Un Turkoman armé en guerre sortit des rangs, s’avança près de nous et exécuta d’abord quelques pas en cadence, tandis qu’un tambourin battait la mesure en s’accompagnant d’une flûte sur laquelle il modulait quelques sons monotones. Peu après, la musique précipite ses accords, le guerrier s’anime ; il semble apercevoir un ennemi invisible, le provoque du geste et de la voix, fond sur lui en brandissant son cimeterre, recule de quelques pas, l’attaque encore, et pousse encore un cri de victoire. Un second danseur survient et salue avec son sabre le premier guerrier ; à celui-ci succède un troisième, et alors commence une danse terrible. Ces trois hommes très-rapprochés l’un de l’autre et faisant siffler continuellement l’air avec leur damas, semblent vouloir s’entretuer. Le moindre faux pas pourrait causer leur mort, et cependant ils s’animent davantage au son de la flûte et du tambour ; les lames de leurs sabres étincellent ; les cris d’encouragement redoublent leur animation ; bientôt ils rugissent et bondissent comme des tigres, puis s’arrêtent tout à coup et viennent comme des vaincus, s’agenouiller devant leur aga, en posant, en signe de soumission, leurs lames de damas sur leur tête courbée jusqu’à terre. L’aga les félicite, les invite à se relever, et tandis qu’ils regagnent leurs places, d’autres danseurs leur succèdent et cherchent, comme les premiers, à provoquer les applaudissements des spectateurs, ivres d’enthousiasme et de bonheur.

Les habitants du Taurus : Un chef turkoman, un évêque arménien ; habitants chrétiens de la Cilicie.

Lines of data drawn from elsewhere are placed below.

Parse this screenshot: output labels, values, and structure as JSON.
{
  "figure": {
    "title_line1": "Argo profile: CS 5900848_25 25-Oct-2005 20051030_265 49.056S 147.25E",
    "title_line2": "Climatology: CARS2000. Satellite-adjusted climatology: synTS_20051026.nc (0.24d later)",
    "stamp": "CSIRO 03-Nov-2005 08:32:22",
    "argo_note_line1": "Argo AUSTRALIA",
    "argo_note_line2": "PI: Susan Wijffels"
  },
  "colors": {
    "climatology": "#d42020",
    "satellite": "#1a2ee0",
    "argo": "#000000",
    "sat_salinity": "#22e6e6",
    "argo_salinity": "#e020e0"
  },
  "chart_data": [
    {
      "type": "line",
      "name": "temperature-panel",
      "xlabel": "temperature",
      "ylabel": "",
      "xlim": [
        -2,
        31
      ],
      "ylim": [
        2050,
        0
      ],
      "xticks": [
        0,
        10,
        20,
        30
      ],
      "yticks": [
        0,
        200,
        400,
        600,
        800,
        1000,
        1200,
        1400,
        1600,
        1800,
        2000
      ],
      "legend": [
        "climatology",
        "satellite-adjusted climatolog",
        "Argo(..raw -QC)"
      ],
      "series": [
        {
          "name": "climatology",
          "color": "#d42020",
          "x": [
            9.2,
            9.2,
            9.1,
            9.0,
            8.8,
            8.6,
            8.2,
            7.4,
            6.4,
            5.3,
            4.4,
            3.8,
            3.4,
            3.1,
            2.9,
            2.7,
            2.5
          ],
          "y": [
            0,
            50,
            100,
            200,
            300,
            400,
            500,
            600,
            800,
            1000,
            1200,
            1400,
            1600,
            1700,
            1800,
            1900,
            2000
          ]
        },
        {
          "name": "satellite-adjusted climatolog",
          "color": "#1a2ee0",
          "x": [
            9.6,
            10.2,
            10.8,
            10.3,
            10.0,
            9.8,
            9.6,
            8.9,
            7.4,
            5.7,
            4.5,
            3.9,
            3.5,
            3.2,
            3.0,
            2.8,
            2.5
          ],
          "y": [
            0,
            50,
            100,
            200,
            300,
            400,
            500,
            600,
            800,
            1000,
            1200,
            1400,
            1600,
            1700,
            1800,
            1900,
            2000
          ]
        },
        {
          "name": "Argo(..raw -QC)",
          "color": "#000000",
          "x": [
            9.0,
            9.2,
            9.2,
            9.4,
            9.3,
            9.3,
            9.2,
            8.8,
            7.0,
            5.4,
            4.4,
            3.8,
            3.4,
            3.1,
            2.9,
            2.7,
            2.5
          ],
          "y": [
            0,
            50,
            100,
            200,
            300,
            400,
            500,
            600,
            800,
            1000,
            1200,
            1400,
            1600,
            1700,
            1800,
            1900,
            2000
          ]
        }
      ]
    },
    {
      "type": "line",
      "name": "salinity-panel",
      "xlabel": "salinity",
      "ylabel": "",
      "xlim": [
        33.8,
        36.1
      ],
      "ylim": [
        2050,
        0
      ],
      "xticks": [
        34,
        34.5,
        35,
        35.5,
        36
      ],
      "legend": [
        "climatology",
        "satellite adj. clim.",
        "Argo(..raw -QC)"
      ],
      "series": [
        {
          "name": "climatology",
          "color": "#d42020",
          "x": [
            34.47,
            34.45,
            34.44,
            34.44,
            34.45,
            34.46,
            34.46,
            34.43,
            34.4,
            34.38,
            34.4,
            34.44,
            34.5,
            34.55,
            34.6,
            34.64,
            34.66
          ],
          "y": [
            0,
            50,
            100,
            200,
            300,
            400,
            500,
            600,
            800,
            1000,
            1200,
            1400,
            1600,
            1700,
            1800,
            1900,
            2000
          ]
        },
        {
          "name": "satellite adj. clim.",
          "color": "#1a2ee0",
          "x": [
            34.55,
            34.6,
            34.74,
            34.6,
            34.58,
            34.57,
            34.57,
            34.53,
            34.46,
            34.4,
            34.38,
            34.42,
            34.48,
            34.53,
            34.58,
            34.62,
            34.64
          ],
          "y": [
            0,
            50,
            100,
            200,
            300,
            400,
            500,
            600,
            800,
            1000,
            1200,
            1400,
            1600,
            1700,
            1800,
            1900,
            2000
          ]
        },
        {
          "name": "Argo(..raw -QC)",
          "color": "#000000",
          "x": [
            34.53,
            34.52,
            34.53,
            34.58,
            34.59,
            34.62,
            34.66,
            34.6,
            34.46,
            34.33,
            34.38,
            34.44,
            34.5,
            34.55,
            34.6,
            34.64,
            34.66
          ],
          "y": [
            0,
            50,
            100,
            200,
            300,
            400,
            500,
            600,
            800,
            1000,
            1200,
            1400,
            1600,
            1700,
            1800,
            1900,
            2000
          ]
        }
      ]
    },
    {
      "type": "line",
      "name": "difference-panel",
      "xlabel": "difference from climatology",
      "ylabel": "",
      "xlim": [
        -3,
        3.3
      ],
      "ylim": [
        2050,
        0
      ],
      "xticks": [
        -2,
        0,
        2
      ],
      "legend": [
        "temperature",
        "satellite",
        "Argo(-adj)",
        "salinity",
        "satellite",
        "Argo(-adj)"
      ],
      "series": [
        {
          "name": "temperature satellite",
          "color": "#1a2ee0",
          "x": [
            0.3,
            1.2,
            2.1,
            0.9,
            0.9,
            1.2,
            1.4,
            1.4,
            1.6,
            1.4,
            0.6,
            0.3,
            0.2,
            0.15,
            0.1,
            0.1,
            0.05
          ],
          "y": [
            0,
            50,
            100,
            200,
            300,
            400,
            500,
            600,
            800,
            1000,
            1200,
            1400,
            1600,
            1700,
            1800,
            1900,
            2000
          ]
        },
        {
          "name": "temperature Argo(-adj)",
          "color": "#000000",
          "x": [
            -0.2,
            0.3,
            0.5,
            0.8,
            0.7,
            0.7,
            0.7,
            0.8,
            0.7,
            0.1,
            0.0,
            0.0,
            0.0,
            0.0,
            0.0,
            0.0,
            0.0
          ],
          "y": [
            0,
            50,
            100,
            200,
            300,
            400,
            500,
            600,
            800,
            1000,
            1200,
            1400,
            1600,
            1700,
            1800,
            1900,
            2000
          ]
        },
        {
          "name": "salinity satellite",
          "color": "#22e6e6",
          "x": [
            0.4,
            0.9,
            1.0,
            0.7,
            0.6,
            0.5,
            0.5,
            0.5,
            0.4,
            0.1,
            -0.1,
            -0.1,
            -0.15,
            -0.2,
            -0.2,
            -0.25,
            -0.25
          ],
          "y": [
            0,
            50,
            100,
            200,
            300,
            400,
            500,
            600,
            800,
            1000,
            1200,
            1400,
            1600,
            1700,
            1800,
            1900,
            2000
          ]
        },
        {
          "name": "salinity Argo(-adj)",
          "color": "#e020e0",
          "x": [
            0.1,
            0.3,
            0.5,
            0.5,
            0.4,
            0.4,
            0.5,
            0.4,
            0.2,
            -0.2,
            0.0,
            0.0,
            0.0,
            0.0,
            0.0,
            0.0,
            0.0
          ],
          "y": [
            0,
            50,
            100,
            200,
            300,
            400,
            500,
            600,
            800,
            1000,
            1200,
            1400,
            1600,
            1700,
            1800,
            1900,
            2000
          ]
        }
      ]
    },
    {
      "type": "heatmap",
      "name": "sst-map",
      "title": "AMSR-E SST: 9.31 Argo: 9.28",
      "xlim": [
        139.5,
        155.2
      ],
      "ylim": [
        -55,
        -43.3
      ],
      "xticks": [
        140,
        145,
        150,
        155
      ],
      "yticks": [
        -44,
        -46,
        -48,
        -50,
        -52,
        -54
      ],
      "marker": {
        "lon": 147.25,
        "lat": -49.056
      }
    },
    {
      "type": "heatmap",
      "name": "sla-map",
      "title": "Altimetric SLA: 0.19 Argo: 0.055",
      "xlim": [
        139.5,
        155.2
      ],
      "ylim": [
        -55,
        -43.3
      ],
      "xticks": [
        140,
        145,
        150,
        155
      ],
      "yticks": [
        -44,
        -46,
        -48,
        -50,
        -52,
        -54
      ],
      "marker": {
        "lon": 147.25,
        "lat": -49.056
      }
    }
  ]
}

Le lendemain matin nous fîmes nos adieux au chef des Farsak-oglou et nous reprîmes le chemin de Missis, qui n’était éloigné que d’une heure du campement. Missis est une pauvre bourgade dont les maisons sont en partie désertes et ruinées. Les mosquées, abandonnées depuis longues années, se sont écroulées, et les minarets sont totalement renversés. Le Pyrame coule à l’est de Missis ; on le passe sur un pont de construction romaine, en face duquel s’élevait jadis un château byzantin qui est détruit aujourd’hui, et dont il ne reste que quelques pans de murailles. Tout près du château se trouve une nécropole riche en inscriptions tumulaires des époques grecque et romaine, qui m’a fourni des textes importants que j’ai publiés dans mon volume d’exploration[1].

À peu de distance de Missis, au nord, on voit deux châteaux bâtis sur le sommet de deux monticules qui sont séparés l’un de l’autre par la vallée de Pyrame. L’un de ces châteaux, appelé aujourd’hui le Tumlo-Kalessi, est célèbre dans l’histoire de la Cilicie, à l’époque

  1. Voyage dans la Cilicie et dans les montagnes du Taurus, Paris, 1861, Benj. Duprat, in-8o.)